Past Events
Seminar - Enhancing Sociotechnical Resilience: Risk and Society in the Technological World
We live in a vulnerable world. Natural disasters such as tsunami, earthquakes, floods, volcano eruption, are frequent happenings that take lives and cause profound damages to socio-economic systems. Impacts of these disasters are augmented by our failure to build strong foundations in the artificial environment that our modern society has created using scientific technology. Nuclear meltdowns, transportation accidents, high-rise building collapses, and acts of terrorism are some of the myriad examples that only indicate vulnerability of sociotechnical systems we have created. What we need to at this critical moment are alternative methods and approaches that enable us to build sociotechnical systems that are safer, more secure, and sustainable.
Using insights from Science and Technology Studies (STS) scholarship, this presentation discusses the notion of “sociotechnical resilience” as a framework to comprehend the vulnerability of complex sociotechnical systems. Sociotechnical resilience is defined as the ability of complex sociotechnical system to withstand shock and crisis and to bounce back in the event of natural or man-made disaster.
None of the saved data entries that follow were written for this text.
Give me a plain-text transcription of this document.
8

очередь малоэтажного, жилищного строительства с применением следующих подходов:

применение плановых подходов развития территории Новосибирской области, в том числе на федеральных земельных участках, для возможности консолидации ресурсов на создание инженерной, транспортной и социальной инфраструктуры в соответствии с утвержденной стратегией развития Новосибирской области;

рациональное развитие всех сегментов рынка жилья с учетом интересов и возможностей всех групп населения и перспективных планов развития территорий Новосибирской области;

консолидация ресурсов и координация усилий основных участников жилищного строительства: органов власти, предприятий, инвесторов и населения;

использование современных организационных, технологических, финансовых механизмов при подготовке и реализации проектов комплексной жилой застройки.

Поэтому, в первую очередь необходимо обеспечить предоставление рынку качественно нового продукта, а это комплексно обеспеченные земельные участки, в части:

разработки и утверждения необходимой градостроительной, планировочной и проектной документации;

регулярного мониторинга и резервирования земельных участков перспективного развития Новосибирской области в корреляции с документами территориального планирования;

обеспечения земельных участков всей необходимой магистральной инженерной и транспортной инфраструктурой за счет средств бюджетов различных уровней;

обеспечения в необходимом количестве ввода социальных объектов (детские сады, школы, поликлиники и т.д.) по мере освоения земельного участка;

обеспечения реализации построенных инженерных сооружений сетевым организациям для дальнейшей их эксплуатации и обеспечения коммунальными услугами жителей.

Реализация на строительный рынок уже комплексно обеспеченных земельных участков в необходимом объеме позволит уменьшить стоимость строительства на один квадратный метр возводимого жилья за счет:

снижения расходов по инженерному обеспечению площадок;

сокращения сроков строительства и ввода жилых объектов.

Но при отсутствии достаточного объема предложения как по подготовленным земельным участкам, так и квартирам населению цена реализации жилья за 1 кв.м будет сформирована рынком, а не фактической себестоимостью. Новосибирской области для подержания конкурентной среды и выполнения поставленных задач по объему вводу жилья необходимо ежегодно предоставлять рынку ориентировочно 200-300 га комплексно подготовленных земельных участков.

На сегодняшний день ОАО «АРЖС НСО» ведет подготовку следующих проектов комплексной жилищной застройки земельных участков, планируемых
Combining STS and resilience studies, this presentation emphasizes the necessity for the design of sociotechnical systems to be arranged in such a way that does not depart social elements from technical elements, for both are inextricably intertwined, thus equally defining the level of resilience of the systems.
About
Sulfikar Amir completed a Ph.D. in Science and Technology Studies from Rensselaer Polytechnic Institute in Troy, New York. Currently, he is an assistant professor in the Division of Sociology at Nanyang Technological University where he teaches courses on sociology of science and technology, sociology of risk, and global problems. He is working on several research projects, including nuclear politics in Asia and the sociotechnical aspects of underwater infrastructure in Singapore.